Título: Caso exibe confusão entre Poderes
Autor: Santanna, Lourival
Fonte: O Estado de São Paulo, 20/07/2008, Nacional, p. A12

Conflitos entre governo, Judiciário e PF mostram inconsistências das instituições brasileiras, dizem analistas

Os conflitos entre o governo, a Justiça e a polícia - e no interior de cada um deles - deflagrados pela prisão do banqueiro Daniel Dantas exibem, de forma teatral, as inconsistências das instituições brasileiras. Poderes, órgãos e autoridades que não cumprem a contento suas obrigações avançam sobre as atribuições dos outros. A confusão embaralha o certo e o errado, no momento em que se exige que a Justiça seja igual para todos e acabe a impunidade.

"O problema vem de longe", diz Roberto Romano, especialista em ética. Amedrontado pela fragmentação entre muitos países pequenos ocorrida nos vizinhos hispânicos, o Estado brasileiro é centralizador desde seu nascimento. Esse centralismo atravessou todos os regimes, sempre com uma peculiaridade: para se manter, o governo central, que controla 70% das receitas tributárias, troca verbas e cargos por apoio político dos chefes locais. Essa troca se dá no Congresso, razão pela qual ele continuou aberto durante a ditadura, à diferença de outros países.

Esse desenho desloca cada Poder de sua função original. O Legislativo não legisla, porque está ocupado com "a intermediação entre os governos central e locais", observa Romano. Como a Constituição não é regulamentada em leis e as leis não são aperfeiçoadas, o Judiciário avança da interpretação para a criação de normas. O cientista político Fábio Wanderley Reis cita dois exemplos recentes desse "ativismo legislativo" das cortes superiores: a imposição da fidelidade partidária (com prazo e tudo), que "não correspondia à intenção do legislador", e a "camisa-de-força" da verticalização das candidaturas, que não existia em lei. Para Reis, esses avanços do Supremo Tribunal Federal (STF) e do Tribunal Superior Eleitoral geram uma "explosão de incerteza legal".

Por meio das liminares, o Judiciário governa, ao determinar quais decisões do Executivo serão postas em prática e quais serão engavetadas. Em qualquer país, as cortes supremas dão a palavra final sobre as decisões do Legislativo e do Executivo, com base na Constituição. Mas, quando os outros Poderes são disfuncionais, as cortes se tornam invasivas.

O Poder Executivo, por sua vez, premido por "eleições plebiscitárias" a cada quatro anos, "é muito arbitrário e não tem paciência de seguir os ritos do Legislativo e do Judiciário", descreve Romano. Daí as medidas provisórias, pelas quais o governo legisla; e as ações espetaculares da Polícia Federal, pelas quais "tenta impor fatos consumados ao Judiciário". É a Justiça que manda prender, mas é a polícia que condena simbolicamente os seus presos, ao expô-los algemados, entrando no camburão.
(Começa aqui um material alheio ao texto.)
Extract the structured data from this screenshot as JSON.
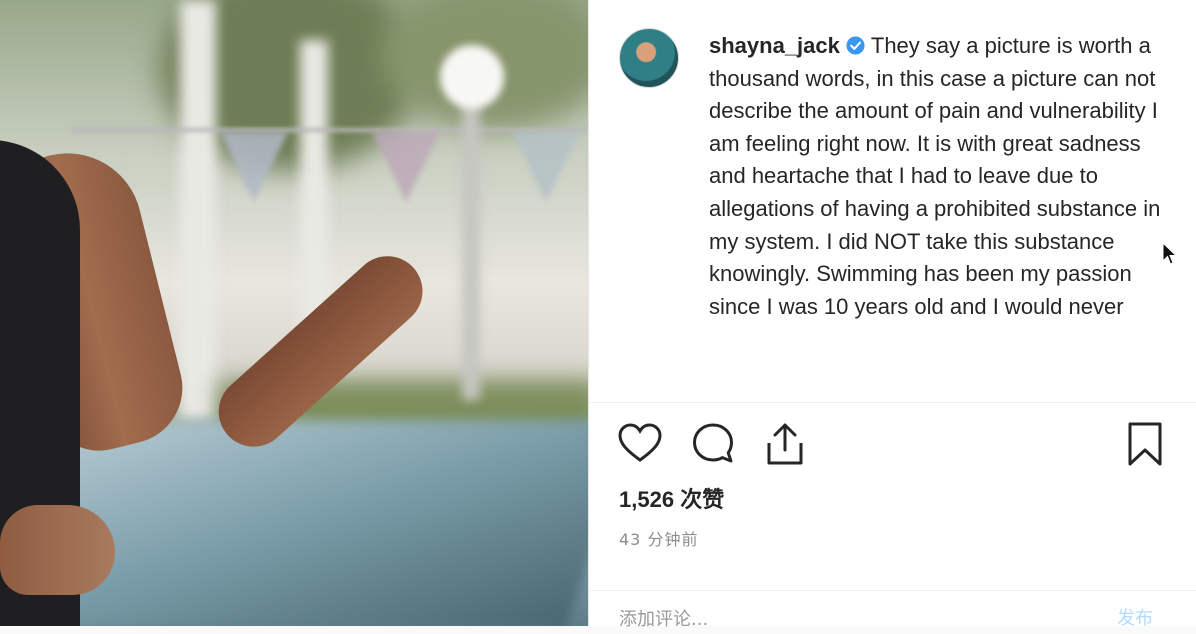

Esse embaralhamento é grave. "A determinação das competências recíprocas é a essência de cada Poder e da harmonia entre os três", define Romano. "O Estado é o representante da soberania do povo, mas os Poderes só são soberanos em conjunto. Não existe soberania de cada Poder separado. Sem a harmonia, cada Poder usurpa a soberania dos outros dois e, portanto, do povo."

Não é por falta de definição teórica de tarefas que instituições e órgãos se engalfinham no mundo real. "As atribuições estão relativamente claras", avalia Maria Teresa Sadek, que estuda a polícia, o Ministério Público (MP) e a Justiça. "O que ficou mais visível é que essas instituições têm conflitos internos e estão muito divididas."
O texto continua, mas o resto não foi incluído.